B.     Ciri-ciri Disgrafia
Ada beberapa ciri khusus anak dengan gangguan ini. Di antaranya adalah:
1. Terdapat ketidakkonsistenan bentuk huruf dalam tulisannya.
2. Saat menulis, penggunaan huruf besar dan huruf kecil masih tercampur.
3. Ukuran dan bentuk huruf dalam tulisannya tidak proporsional.
4. Anak tampak harus berusaha keras saat mengkomunikasikan suatu ide, pengetahuan, atau pemahamannya lewat tulisan.
5. Sulit memegang bolpoin maupun pensil dengan mantap.

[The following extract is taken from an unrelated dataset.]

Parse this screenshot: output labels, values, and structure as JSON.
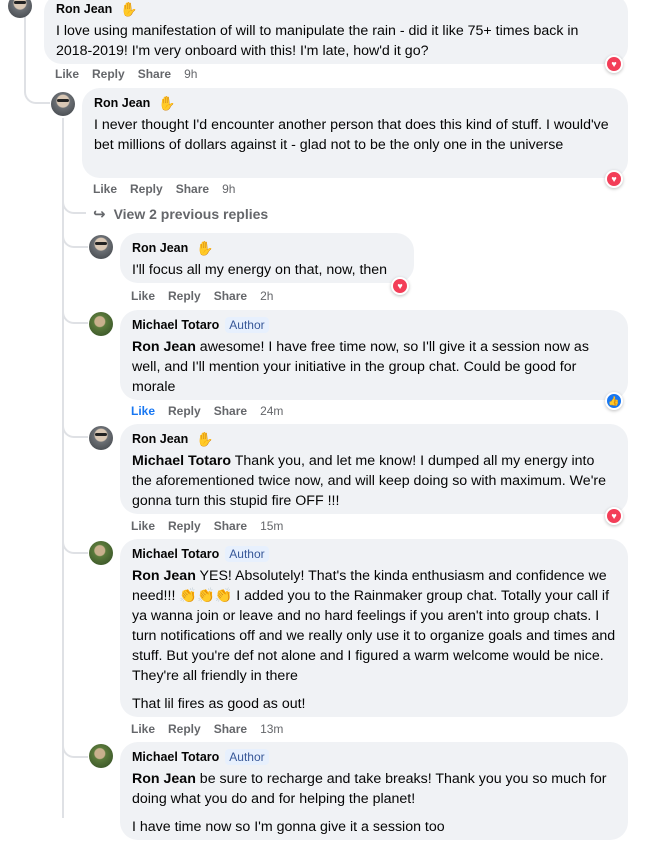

Caranya memegang alat tulis seringkali terlalu dekat bahkan hampir menempel dengan kertas.
6. Berbicara pada diri sendiri ketika sedang menulis, atau malah terlalu memperhatikan tangan yang dipakai untuk menulis.
7. Cara menulis tidak konsisten, tidak mengikuti alur garis yang tepat dan proporsional.
8. Tetap mengalami kesulitan meskipun hanya diminta menyalin contoh tulisan yang sudah ada.

C.     Faktor Penyebab Gangguan Menulis (Disgrafia)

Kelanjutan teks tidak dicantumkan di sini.